Blumenthal, Grassley Introduce Bill Requiring Mueller’s Report to be Public

Senators from both sides of the aisle introduced a bill that special counsel Robert Mueller’s report on the Russia probe will be released publicly once the investigation ends.

According to The Hill, Senators Richard Blumenthal and Chuck Grassley introduced the legislation on Monday that would require a DOJ special counsel to hand over the report to Congress once either the probe ends or in the event a special counsel is fired or resigns.

“A Special Counsel is appointed only in very rare serious circumstances involving grave violations of public trust. The public has a right and need to know the facts of such betrayals of public trust,” Blumenthal said in a statement.

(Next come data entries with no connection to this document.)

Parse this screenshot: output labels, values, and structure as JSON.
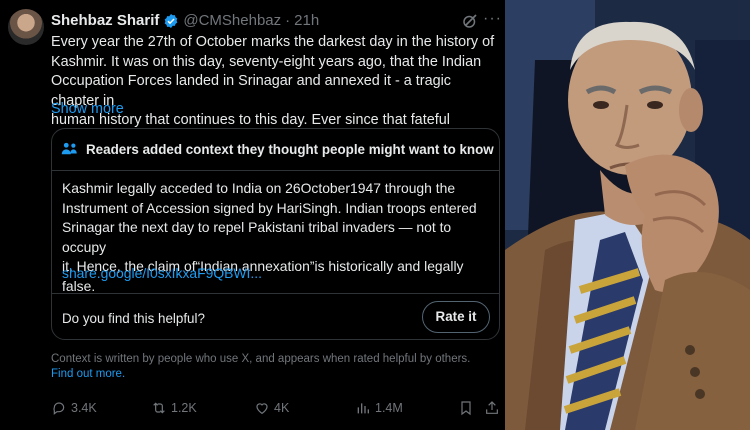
{
  "tweet": {
    "author_name": "Shehbaz Sharif",
    "handle": "@CMShehbaz",
    "separator": "·",
    "time": "21h",
    "more_label": "···",
    "text_lines": [
      "Every year the 27th of October marks the darkest day in the history of",
      "Kashmir. It was on this day, seventy-eight years ago, that the Indian",
      "Occupation Forces landed in Srinagar and annexed it - a tragic chapter in",
      "human history that continues to this day. Ever since that fateful"
    ],
    "show_more": "Show more"
  },
  "community_note": {
    "title": "Readers added context they thought people might want to know",
    "text_lines": [
      "Kashmir legally acceded to India on 26October1947 through the",
      "Instrument of Accession signed by HariSingh. Indian troops entered",
      "Srinagar the next day to repel Pakistani tribal invaders — not to occupy",
      "it. Hence, the claim of“Indian annexation”is historically and legally",
      "false."
    ],
    "link": "share.google/I0sxIkxaF9QBWI...",
    "helpful_question": "Do you find this helpful?",
    "rate_label": "Rate it"
  },
  "context_footer": {
    "text": "Context is written by people who use X, and appears when rated helpful by others.",
    "find_out_more": "Find out more."
  },
  "actions": {
    "replies": "3.4K",
    "reposts": "1.2K",
    "likes": "4K",
    "views": "1.4M"
  },
  "colors": {
    "background": "#000000",
    "text": "#e7e9ea",
    "muted": "#71767b",
    "link": "#1d9bf0",
    "border": "#2f3336",
    "verified": "#1d9bf0"
  },
  "icons": [
    "verified-icon",
    "grok-icon",
    "more-icon",
    "people-icon",
    "reply-icon",
    "repost-icon",
    "like-icon",
    "views-icon",
    "bookmark-icon",
    "share-icon"
  ]
}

Grassley added that requiring a public report would provide “oversight of and insight into activities” of a special counsel probe.

“I was encouraged to hear attorney general nominee William Barr place a high priority on transparency when asked at his confirmation hearing about Special Counsel Mueller’s investigation, and there’s no reason to think that Mueller won’t be allowed to finish his work,” Grassley added.

Mueller, or another special counsel, would have to turn over the report within two weeks and must include “all factual findings and underlying evidence,” according to a release from Blumenthal’s office.  

Requiring a public report comes after Barr was asked repeatedly about if he would allow any Mueller’s findings to be publicly released.

The Hill reports that Barr told members of the Judiciary Committee that it was his “intent” to release as much about Mueller’s findings as he can consistent with the law. But he stopped short of pledging to release the report in its entirety.

“My goal will be to provide as much transparency as I can consistent with the law,” Barr told lawmakers. “I can assure you that, where judgments are to be made, I will make those judgments based solely on the law and I will not let personal, political or other improper interests influence my decision.”

Under Justice Department guidelines, a special counsel sends a confidential report to the attorney general “explaining the prosecution or declination decisions reached” during an investigation.